Mais Buffon, qui l’avait souvent distrait à Montbéliard de ses premières études, qu’il portait même au sermon, lorsqu’il n’était encore qu’enfant, à ce que raconte un témoin oculaire, partagea bientôt son empire sur l’esprit du jeune Cuvier, avec Linné, son rival de gloire, dont les ouvrages plus classiques étaient suivis en partie à Stuttgart dans les différens enseignemens de l’histoire naturelle.

J’ai lieu de présumer que ce fut par la botanique que le jeune Cuvier fit connaissance avec le naturaliste suédois.

Le professeur Kerner, qui était chargé de cet enseignement, dans lequel il suivait le système sexuel, déclare dans la préface de sa Flore des environs de Stuttgart, écrite en Mai 1786 : « Qu’il trouve juste d’adresser publiquement ses vifs remercîmens à M. le chevalier de Marschall et à M. Cuvier, qui se distinguent parmi tous les élèves de la haute école Caroline, par leurs connaissances botaniques, pour avoir découvert, pendant qu’on imprimait cette Flore, plusieurs espèces de plantes, que l’auteur ne savait pas exister dans les environs, entre autres une nouvelle espèce de potentilla et l’avena sesquitertia, Linn. »

Il y avait précisément deux années que le jeune Cuvier habitait Stuttgart ; il y était arrivé, comme on l’a vu, sans aucune connaissance de la langue allemande, et cependant il s’était déjà mis à la tête des nombreux élèves de cette académie, par la science qu’il y avait acquise en botanique.

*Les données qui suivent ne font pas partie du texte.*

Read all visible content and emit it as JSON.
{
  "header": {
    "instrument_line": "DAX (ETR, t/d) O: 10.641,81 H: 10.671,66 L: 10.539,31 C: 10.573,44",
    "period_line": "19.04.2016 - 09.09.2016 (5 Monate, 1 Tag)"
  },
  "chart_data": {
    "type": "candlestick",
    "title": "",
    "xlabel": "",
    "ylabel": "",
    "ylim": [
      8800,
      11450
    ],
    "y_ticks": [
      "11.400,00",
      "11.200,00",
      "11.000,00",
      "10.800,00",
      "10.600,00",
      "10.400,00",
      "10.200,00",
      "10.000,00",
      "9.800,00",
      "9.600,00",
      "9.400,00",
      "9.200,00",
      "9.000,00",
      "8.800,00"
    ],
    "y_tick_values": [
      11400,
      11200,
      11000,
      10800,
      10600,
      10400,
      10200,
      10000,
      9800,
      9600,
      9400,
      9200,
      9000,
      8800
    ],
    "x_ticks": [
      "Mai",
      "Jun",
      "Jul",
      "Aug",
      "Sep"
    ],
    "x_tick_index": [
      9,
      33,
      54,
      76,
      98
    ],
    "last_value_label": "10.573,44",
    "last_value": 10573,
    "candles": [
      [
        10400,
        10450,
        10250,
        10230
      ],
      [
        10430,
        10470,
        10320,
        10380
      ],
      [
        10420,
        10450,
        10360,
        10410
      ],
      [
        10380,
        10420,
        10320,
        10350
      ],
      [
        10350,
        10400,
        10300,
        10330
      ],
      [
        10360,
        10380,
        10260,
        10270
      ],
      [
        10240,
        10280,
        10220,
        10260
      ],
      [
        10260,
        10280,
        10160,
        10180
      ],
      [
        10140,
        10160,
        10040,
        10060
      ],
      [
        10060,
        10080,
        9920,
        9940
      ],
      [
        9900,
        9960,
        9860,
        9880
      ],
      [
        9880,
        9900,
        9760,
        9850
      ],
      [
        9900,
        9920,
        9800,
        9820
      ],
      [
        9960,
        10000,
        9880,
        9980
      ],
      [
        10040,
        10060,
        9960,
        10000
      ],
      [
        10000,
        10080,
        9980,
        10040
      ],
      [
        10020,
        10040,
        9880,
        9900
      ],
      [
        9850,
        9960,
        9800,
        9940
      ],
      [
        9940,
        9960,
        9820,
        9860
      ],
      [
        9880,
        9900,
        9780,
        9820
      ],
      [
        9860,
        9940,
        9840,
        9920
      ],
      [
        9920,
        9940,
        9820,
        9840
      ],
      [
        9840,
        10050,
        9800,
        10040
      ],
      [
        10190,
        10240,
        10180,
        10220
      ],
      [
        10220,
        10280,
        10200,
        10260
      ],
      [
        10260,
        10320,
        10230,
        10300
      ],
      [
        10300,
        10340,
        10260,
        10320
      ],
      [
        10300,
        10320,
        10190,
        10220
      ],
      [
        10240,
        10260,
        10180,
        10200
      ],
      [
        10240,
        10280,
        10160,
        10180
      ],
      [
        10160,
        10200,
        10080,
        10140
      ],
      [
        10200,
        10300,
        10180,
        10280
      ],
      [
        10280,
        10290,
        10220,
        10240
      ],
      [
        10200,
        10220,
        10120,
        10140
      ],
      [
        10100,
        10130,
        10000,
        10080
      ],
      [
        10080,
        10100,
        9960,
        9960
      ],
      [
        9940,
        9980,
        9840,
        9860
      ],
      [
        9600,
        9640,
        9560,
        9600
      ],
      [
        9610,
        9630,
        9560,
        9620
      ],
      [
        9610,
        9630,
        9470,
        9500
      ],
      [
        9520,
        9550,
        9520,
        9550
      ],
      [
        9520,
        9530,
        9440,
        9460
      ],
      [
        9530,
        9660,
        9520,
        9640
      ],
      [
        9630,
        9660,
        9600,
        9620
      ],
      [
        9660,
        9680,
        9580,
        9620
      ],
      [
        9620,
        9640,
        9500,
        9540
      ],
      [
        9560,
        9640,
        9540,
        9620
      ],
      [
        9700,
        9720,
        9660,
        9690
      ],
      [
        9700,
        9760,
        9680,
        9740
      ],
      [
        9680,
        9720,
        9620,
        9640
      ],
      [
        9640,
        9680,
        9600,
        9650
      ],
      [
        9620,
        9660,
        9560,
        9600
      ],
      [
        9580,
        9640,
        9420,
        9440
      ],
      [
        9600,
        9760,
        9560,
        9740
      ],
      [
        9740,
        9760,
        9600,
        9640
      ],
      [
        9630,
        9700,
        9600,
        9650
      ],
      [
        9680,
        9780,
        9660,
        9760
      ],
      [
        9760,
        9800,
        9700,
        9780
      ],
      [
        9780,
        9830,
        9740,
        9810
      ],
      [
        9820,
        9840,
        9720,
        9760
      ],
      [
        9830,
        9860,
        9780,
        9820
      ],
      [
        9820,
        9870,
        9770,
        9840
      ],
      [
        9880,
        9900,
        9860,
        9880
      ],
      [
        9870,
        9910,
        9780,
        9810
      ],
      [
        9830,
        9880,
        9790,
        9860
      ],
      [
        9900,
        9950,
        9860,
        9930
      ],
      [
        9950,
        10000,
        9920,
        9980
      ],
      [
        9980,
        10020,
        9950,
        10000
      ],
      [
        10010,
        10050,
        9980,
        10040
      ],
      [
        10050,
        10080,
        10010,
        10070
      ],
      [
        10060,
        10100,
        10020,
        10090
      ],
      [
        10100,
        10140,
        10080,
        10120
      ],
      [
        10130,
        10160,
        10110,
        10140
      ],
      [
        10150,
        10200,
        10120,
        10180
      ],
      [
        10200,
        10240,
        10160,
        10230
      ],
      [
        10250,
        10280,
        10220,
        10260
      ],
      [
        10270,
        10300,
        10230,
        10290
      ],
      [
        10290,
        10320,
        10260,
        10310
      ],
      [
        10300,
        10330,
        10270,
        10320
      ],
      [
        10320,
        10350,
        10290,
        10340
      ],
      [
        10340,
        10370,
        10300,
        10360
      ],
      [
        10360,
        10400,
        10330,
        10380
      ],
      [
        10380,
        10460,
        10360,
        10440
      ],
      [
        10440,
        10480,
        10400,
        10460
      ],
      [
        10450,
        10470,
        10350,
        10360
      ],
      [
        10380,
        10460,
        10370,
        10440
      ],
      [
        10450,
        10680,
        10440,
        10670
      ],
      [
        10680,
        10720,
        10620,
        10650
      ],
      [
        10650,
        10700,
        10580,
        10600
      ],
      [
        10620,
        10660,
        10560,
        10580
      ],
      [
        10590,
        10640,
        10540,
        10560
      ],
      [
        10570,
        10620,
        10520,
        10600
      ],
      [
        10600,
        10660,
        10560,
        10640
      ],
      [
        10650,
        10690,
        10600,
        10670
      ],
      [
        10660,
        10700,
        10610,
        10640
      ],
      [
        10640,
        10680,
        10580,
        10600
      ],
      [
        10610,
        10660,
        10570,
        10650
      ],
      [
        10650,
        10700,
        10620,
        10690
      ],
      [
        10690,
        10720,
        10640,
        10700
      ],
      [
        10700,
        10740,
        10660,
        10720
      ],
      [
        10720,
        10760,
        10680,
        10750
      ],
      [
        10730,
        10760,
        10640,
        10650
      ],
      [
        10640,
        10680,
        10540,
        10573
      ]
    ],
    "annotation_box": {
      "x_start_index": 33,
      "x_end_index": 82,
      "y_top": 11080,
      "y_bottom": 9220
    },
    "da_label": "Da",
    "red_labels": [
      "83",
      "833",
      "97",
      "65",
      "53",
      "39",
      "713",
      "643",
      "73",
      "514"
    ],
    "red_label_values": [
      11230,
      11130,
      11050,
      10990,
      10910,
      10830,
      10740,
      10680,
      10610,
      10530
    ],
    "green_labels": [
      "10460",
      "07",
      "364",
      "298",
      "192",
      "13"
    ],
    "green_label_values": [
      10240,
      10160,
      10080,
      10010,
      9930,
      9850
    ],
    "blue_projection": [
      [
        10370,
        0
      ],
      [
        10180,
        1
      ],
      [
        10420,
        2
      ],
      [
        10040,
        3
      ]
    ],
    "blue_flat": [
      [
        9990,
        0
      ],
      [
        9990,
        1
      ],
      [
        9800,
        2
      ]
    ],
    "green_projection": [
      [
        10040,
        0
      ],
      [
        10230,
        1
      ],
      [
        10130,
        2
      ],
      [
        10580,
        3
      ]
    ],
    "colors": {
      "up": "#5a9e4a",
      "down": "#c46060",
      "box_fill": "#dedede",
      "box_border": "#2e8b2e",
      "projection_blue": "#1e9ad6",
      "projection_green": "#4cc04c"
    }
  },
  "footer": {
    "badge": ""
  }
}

À cette époque, il n’était pas encore chevalier.[1] Ce fut après les


  1. Il y avait deux ordres académiques, qui, outre les prix, qui consistaient en médailles d’argent, contribuaient à exciter l’émulation des élèves de l’Académie. L’un, appelé le petit ordre, était une croix d’or à huit pointes, émaillée de brun, attachée à la troisième boutonnière du côté gauche, avec un ruban jaune, liséré de rouge. Pour la mériter, l’élève devait avoir remporté, dans les examens d’une même année, quatre prix dans la philosophie ou dans les sciences de destination (spéciales) ; l’autre, qu’on nommait le grand ordre, n’était accordé qu’à l’èlève qui, dans la même année, avait remporté huit premiers prix dans les hautes sciences.